Many sites use framed pages. There are two kinds of frames that are commonly encountered in websites: framesets and IFrames. A site can use no frames, framesets, IFrames, or almost any combination. A frameset can include an IFrame in one of its child frames.
For RTV to render a correct user impression, RTV must first render the outmost enclosing frameset and then render the inner frames. For this reason, RTV displays the child frame only if it is encountered before the parent. For example, if you open RTV on a specific child frame instead of starting at the first page of the session and stepping through the pages, the child page is rendered as if that was the only content that the visitor saw in the user-impression.
Correctly reassembling these pieces into the proper display requires the web application to be diligent in following W3C coding standards to identify the frame into which the child belongs. If the application neglects to supply this information, RTV can be configured with replay rules to instruct it where to place the child page. This configuration information is stored in the Profile.
Each RTV user can control how child frames are displayed in Replay view. Child frames and IFrames can be reassembled into a single user-impression or as individual Request/Response hits.
The following example shows the HTML used to render a frameset.
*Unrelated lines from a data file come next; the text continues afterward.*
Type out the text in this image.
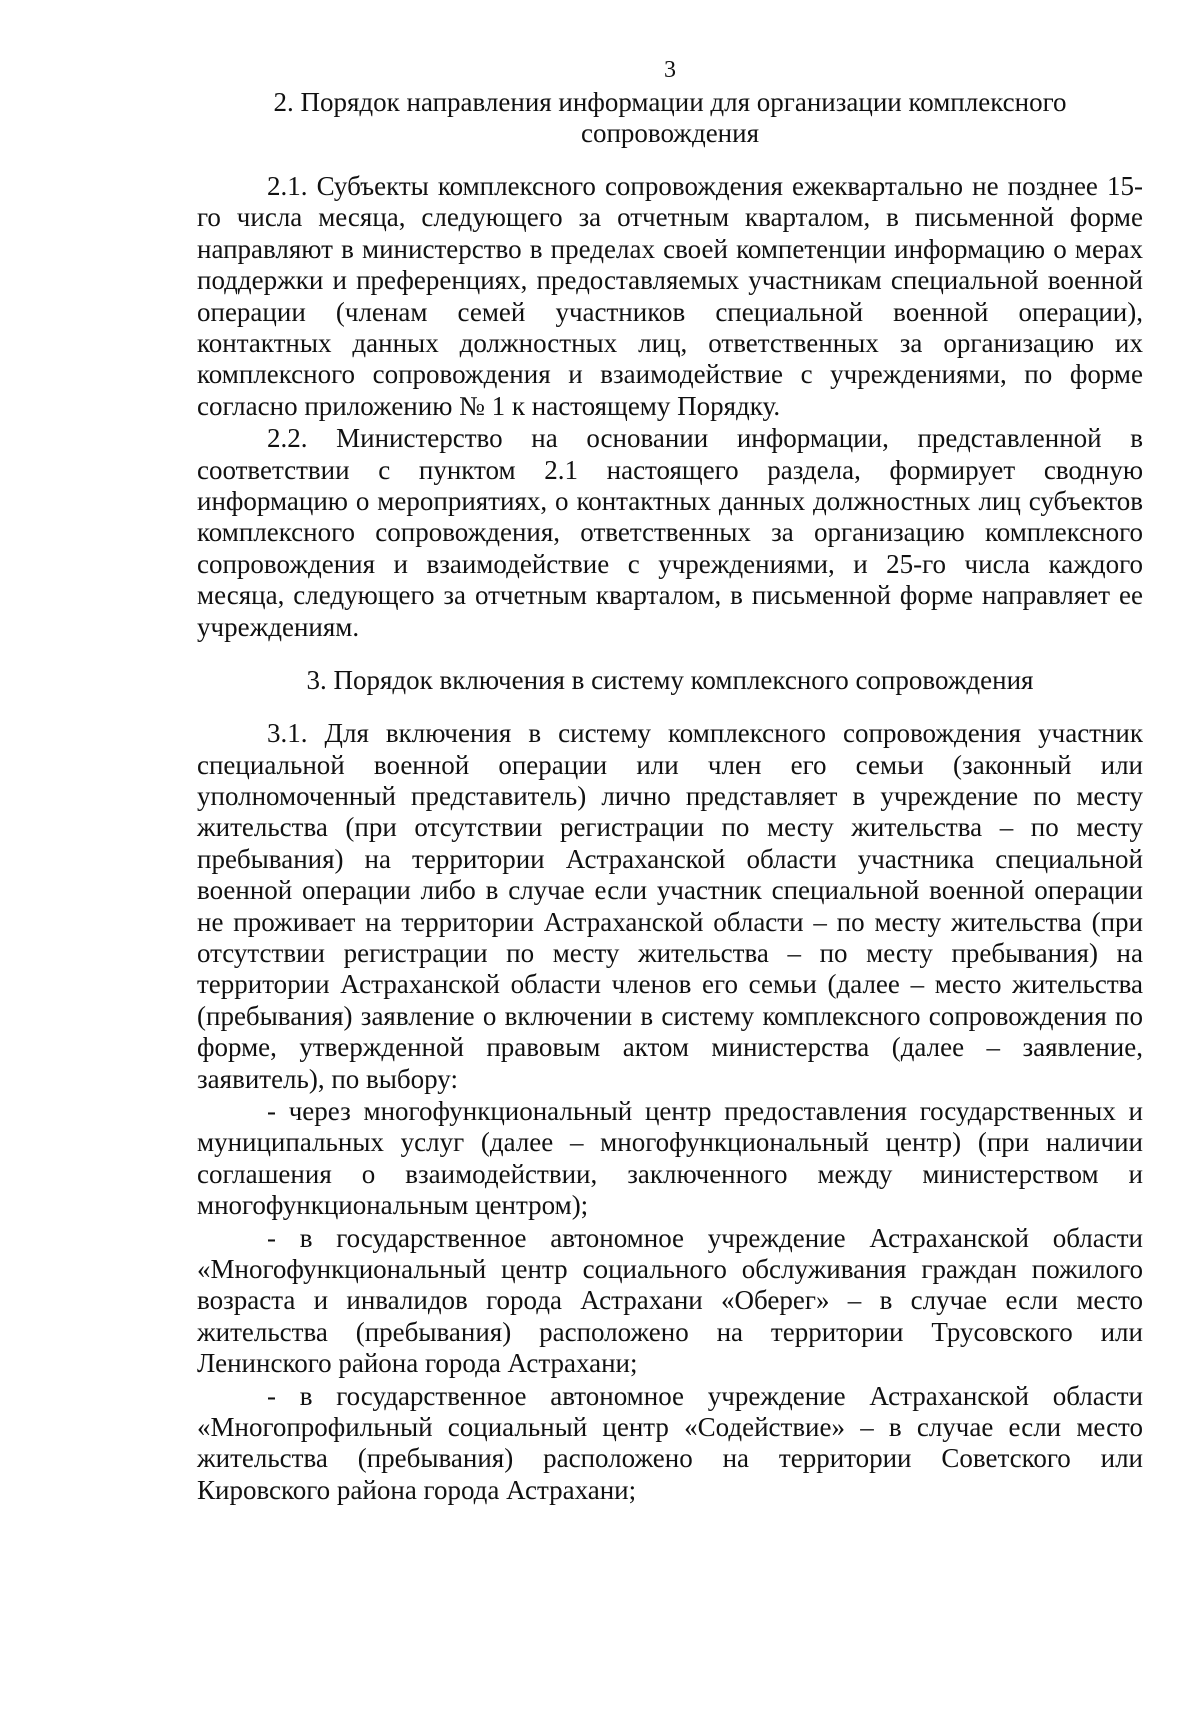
3
2. Порядок направления информации для организации комплексного сопровождения

2.1. Субъекты комплексного сопровождения ежеквартально не позднее 15-го числа месяца, следующего за отчетным кварталом, в письменной форме направляют в министерство в пределах своей компетенции информацию о мерах поддержки и преференциях, предоставляемых участникам специальной военной операции (членам семей участников специальной военной операции), контактных данных должностных лиц, ответственных за организацию их комплексного сопровождения и взаимодействие с учреждениями, по форме согласно приложению № 1 к настоящему Порядку.

2.2. Министерство на основании информации, представленной в соответствии с пунктом 2.1 настоящего раздела, формирует сводную информацию о мероприятиях, о контактных данных должностных лиц субъектов комплексного сопровождения, ответственных за организацию комплексного сопровождения и взаимодействие с учреждениями, и 25-го числа каждого месяца, следующего за отчетным кварталом, в письменной форме направляет ее учреждениям.

3. Порядок включения в систему комплексного сопровождения

3.1. Для включения в систему комплексного сопровождения участник специальной военной операции или член его семьи (законный или уполномоченный представитель) лично представляет в учреждение по месту жительства (при отсутствии регистрации по месту жительства – по месту пребывания) на территории Астраханской области участника специальной военной операции либо в случае если участник специальной военной операции не проживает на территории Астраханской области – по месту жительства (при отсутствии регистрации по месту жительства – по месту пребывания) на территории Астраханской области членов его семьи (далее – место жительства (пребывания) заявление о включении в систему комплексного сопровождения по форме, утвержденной правовым актом министерства (далее – заявление, заявитель), по выбору:

- через многофункциональный центр предоставления государственных и муниципальных услуг (далее – многофункциональный центр) (при наличии соглашения о взаимодействии, заключенного между министерством и многофункциональным центром);

- в государственное автономное учреждение Астраханской области «Многофункциональный центр социального обслуживания граждан пожилого возраста и инвалидов города Астрахани «Оберег» – в случае если место жительства (пребывания) расположено на территории Трусовского или Ленинского района города Астрахани;

- в государственное автономное учреждение Астраханской области «Многопрофильный социальный центр «Содействие» – в случае если место жительства (пребывания) расположено на территории Советского или Кировского района города Астрахани;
<frameset rows="85,*" framespacing=0 border=0 frameborder="0"> <frame name="top" src="index.cfm?fuseaction=creditFramesTop" marginwidth="0" marginheight="0" scrolling="no" frameborder="no"> <frame name="main" src="index.cfm?fuseaction=creditAppEntry&pr=XX" marginwidth="0" marginheight="0" scrolling="yes" frameborder="no"> </frameset>
This frameset has two child frames: one called
top and one called
main. In the standard W3C convention, a single page with no frames or child pages
is identified as
top, which can be confusing for people who are trying to understand the website and visitor's interaction (like RTV users). While you can use
topfor a frame name is valid for a frameset, you must avoid doing so for RTV users.
An example of the HTML used to render an IFrame.
<IFRAME border=0 marginWidth=0 marginHeight=0 src="/html/privacy/esign.html" frameBorder=1 scrolling=yes></IFRAME>
IFrames hold content that comes from a subsequent hit. The
src tag in the IFrame
directive is calling a web server for data to place in the IFrame. The IFrame must have a
name attribute for RTV to be able to properly place this content in the parent
user-impression with no hints required.